The montane foliage-gleaner is a year-round resident throughout its range.

===Feeding===

The montane foliage-gleaner feeds on arthropods. It forages singly and in pairs, usually as part of mixed-species feeding flocks. It mostly forages from the forest's mid-storey to its subcanopy. It clambers and hops along horizontal branches as it acrobatically gleans its prey from dead leaves, debris, epiphytes, and moss.

===Breeding===

The montane foliage-gleaner is assumed to be monogamous. The two known nests were in holes in a palm stump and a dead tree that were lined with lichens and moss. The clutches were of two eggs.

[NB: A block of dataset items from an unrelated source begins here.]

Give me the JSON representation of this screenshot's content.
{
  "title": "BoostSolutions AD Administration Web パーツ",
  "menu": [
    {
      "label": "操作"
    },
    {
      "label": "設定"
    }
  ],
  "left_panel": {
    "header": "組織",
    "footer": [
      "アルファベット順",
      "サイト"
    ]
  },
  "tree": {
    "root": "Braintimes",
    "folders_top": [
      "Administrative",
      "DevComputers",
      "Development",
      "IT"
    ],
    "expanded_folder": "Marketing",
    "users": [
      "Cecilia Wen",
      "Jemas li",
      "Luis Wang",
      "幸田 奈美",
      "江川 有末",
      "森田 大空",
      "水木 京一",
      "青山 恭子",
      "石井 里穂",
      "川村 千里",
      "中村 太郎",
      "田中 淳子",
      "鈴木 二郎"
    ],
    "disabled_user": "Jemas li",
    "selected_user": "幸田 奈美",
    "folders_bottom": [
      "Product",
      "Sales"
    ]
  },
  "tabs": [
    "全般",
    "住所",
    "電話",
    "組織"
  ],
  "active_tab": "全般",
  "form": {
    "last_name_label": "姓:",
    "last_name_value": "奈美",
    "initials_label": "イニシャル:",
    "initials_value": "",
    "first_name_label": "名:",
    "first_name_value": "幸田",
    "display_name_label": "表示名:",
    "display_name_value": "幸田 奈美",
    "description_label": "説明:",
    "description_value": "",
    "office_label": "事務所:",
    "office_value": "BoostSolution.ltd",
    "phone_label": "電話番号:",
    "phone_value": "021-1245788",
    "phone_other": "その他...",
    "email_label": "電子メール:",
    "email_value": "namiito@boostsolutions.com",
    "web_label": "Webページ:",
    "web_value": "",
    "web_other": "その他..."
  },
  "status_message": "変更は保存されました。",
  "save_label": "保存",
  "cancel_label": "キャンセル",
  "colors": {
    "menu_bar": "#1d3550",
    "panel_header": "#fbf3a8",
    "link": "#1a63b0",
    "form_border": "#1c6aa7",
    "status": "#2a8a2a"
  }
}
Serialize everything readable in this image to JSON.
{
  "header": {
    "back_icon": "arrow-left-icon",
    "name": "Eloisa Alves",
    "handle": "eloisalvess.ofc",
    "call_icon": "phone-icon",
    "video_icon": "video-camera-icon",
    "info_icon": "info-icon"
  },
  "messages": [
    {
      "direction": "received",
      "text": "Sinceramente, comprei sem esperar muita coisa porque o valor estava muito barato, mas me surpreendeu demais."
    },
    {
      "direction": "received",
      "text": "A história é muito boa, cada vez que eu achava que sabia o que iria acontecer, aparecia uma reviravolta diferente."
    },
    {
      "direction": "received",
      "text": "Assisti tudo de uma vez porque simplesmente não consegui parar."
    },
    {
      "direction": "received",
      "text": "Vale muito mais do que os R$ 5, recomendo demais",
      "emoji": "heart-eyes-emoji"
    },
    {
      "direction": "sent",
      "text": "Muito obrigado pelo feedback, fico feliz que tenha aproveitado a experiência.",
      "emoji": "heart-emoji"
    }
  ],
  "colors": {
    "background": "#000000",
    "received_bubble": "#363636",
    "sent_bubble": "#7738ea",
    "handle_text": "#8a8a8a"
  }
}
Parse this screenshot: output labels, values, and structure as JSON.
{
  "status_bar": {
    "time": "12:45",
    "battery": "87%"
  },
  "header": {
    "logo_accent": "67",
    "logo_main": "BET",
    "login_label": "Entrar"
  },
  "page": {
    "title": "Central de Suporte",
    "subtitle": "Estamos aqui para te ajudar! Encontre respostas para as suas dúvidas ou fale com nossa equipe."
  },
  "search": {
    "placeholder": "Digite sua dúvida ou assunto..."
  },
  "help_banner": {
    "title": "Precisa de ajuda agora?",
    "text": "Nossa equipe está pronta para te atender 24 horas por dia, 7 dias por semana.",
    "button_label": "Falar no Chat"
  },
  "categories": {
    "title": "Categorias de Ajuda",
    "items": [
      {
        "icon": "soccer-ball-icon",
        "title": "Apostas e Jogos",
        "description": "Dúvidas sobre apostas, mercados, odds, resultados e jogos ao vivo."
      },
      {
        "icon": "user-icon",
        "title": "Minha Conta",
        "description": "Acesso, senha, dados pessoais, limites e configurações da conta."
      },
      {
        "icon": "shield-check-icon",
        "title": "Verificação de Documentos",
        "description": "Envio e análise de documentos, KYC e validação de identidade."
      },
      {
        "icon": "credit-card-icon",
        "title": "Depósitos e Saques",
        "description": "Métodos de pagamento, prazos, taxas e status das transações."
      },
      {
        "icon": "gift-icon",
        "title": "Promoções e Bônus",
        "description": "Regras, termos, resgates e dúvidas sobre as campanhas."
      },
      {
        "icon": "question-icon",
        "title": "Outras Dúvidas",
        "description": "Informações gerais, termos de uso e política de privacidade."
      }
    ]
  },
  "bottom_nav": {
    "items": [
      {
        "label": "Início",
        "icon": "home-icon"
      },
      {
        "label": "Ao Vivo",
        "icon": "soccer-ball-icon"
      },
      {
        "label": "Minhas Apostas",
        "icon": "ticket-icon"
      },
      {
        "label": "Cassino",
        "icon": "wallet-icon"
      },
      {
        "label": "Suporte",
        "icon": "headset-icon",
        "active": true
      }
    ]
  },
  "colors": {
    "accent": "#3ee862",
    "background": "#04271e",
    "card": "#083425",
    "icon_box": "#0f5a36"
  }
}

Nothing else is known about the species' breeding biology.

===Vocalization===

The montane foliage-gleaner's song and calls appear to vary little across its range. One description is "an accelerating, belaboured series of staccato, high-pitched, ticking, squeaky, dry 'peck' or 'tchik' notes, roughly on same pitch, sometimes descending slightly at end, sometimes ending abruptly". Its call is "a high, squeaky, sharp 'chit' or 'tchik' ", and it also gives a "scratchy rattle".

==Status==

The IUCN has assessed the montane foliage-gleaner as being of Least Concern. It has a very large range, and though its population size is not known it is believed to be stable. No immediate threats have been identified. It is considered fairly common to common and occurs in several protected areas.